THE COURAGE OF HER CONVICTIONS
Dr. Wafa Sultan is a 47-year-old Syrian-American psychiatrist living outside Los Angeles. She is married and has three children. She is the last person one would expect to be at the center of an international controversy.
As a result of her outspoken remarks about the violence associated with Islam, she has been threatened with death by Muslims who are outraged by her comments. Yes, it's as ironic as it is absurd; Muslims threatening to kill a fellow Arab for saying their religion is too violent.
Her trouble began when she wrote an angry essay about the Muslim Brotherhood for an Islamic reform Web site called Annaqed (The Critic), run by a fellow Syrian living in Phoenix. The essay came to the attention of Al Jazeera, which then invited her to debate an Algerian cleric on the air last July.
In the debate, Dr. Sultan questioned the religious teachings that prompt young people to commit suicide in the name of God. "Why does a young Muslim man, in the prime of life, with a full life ahead, go and blow himself up?" she asked. "In our countries, religion is the sole source of education and is the only spring from which that terrorist drank until his thirst was quenched."
Her name became widely known throughout the Muslim world and her remarks initiated debates there and elsewhere. But her notoriety reached a zenith when she appeared on Al Jazeera once again, on Feb. 21. A Middle East Media Research Institute called Memri translated her appearance and distributed it widely, claiming the clip of her February appearance had been viewed more than a million times.
"The clash we are witnessing around the world is not a clash of religions or a clash of civilizations," Dr. Sultan said. "It is a clash between two opposites, between two eras. It is a clash between a mentality that belongs to the Middle Ages and another mentality that belongs to the 21st century. It is a clash between civilization and backwardness, between the civilized and the primitive, between barbarity and rationality."
She contrasted the ways in which Jews and Muslims have reacted to adversity. Speaking of the Holocaust, she said, "The Jews have come from the tragedy and forced the world to respect them, with their knowledge, not with their terror; with their work, not with their crying and yelling."
She went on, "We have not seen a single Jew blow himself up in a German restaurant. We have not seen a single Jew destroy a church. We have not seen a single Jew protest by killing people."
She concluded, "Only the Muslims defend their beliefs by burning down churches, killing people and destroying embassies. This path will not yield any results. The Muslims must ask themselves what they can do for humankind, before they demand that humankind respect them."
She also proclaimed that she no longer practiced Islam. "I am a secular human being," she said.
The other guest on the program, Dr. Ibrahim al-Khouli, an Egyptian professor of religious studies asked, "Are you a heretic?" He then said there was no point in rebuking or debating her, because she had blasphemed against Islam, the Prophet Muhammad and the Koran.

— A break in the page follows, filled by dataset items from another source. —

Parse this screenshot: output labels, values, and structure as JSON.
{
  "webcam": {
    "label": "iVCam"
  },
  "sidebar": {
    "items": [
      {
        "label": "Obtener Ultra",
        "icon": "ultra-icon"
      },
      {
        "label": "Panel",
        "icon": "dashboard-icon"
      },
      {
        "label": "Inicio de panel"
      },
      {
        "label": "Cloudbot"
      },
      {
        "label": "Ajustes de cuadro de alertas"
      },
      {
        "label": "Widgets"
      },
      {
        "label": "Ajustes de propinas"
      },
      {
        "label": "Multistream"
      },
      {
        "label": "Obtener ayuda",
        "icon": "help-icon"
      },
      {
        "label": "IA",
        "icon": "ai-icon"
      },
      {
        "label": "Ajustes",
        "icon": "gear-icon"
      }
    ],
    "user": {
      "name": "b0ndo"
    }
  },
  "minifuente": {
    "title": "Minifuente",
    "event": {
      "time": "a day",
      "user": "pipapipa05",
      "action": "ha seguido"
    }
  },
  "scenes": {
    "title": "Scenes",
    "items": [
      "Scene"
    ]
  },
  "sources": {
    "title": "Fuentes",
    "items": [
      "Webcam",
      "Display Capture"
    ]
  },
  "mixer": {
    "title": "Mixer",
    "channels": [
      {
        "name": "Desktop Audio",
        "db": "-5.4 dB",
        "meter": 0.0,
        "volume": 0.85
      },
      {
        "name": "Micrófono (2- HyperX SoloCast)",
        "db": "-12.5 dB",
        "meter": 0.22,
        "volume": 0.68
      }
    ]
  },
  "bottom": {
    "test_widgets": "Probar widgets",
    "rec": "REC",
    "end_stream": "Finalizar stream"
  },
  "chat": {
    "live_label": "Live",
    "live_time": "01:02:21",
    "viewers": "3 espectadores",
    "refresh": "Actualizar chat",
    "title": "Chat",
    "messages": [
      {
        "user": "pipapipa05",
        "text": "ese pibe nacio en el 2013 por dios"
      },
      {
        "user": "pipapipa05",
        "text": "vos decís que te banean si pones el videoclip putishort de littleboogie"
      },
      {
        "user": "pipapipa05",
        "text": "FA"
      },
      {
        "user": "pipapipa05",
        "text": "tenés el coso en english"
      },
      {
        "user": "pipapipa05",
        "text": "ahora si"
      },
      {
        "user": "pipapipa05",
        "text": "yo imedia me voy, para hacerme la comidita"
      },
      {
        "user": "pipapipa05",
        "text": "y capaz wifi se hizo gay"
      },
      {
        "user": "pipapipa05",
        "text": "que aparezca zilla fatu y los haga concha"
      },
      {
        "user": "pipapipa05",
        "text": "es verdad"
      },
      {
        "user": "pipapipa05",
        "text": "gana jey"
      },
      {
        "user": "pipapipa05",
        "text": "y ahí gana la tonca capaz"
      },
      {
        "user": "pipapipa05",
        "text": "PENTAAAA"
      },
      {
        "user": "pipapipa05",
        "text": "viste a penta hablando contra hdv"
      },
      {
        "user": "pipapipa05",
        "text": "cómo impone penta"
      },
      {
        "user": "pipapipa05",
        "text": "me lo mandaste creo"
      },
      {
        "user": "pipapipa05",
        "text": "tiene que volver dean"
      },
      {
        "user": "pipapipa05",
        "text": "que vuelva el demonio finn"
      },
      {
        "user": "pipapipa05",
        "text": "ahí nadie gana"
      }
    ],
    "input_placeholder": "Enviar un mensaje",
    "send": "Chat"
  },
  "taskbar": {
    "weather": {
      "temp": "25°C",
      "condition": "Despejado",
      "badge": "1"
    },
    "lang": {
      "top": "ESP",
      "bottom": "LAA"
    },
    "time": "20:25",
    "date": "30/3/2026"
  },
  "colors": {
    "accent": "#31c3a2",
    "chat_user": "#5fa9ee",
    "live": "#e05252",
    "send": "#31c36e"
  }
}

Dr. Sultan said she viewed his words as a formal fatwa, or religious condemnation. Since then, she said, she has received numerous death threats on her answering machine and by e-mail.
Because her mother, who still lives in Syria, is afraid to speak with her directly, she will contact her only through a sister in Qatar. And it is the safety of her family members here and in Syria that she worries more about more than herself.
"I have no fear," she said. "I believe in my message. It is like a million-mile journey, and I believe I have walked the first and hardest 10 miles."
Some Islamic reformers have proclaimed her as a voice of reason and have praised her for speaking out boldly, in Arabic no less. From her extraordinary platform - the most widely viewed television network in the Arab world - she dared to discuss a topic few Muslims will broach even in private.
Yet there are others who view her as as a heretic and an infidel who deserves to die.
"I am questioning every single teaching of our holy book," Dr. Sultan says. "I believe our people are hostages to our own beliefs and teachings,"
One thing is certain, she is a woman of great courage and strong convictions. "Knowledge has released me from this backward thinking. Somebody has to help free the Muslim people from these wrong beliefs."
But, unfortunately, Dr. Sultan is a woman and an American; the two things Muslims respect the least. As a result, it's unclear how enduring her message will be, or how weighty it will be in the Muslim world. But if others, particularly men, jump on her bandwagon instead of abandoning her, then perhaps a movement can be started that will continue this much needed debate.
However, trying to debate rationally and reasonably with the irrational and the unreasonable is a fool's game.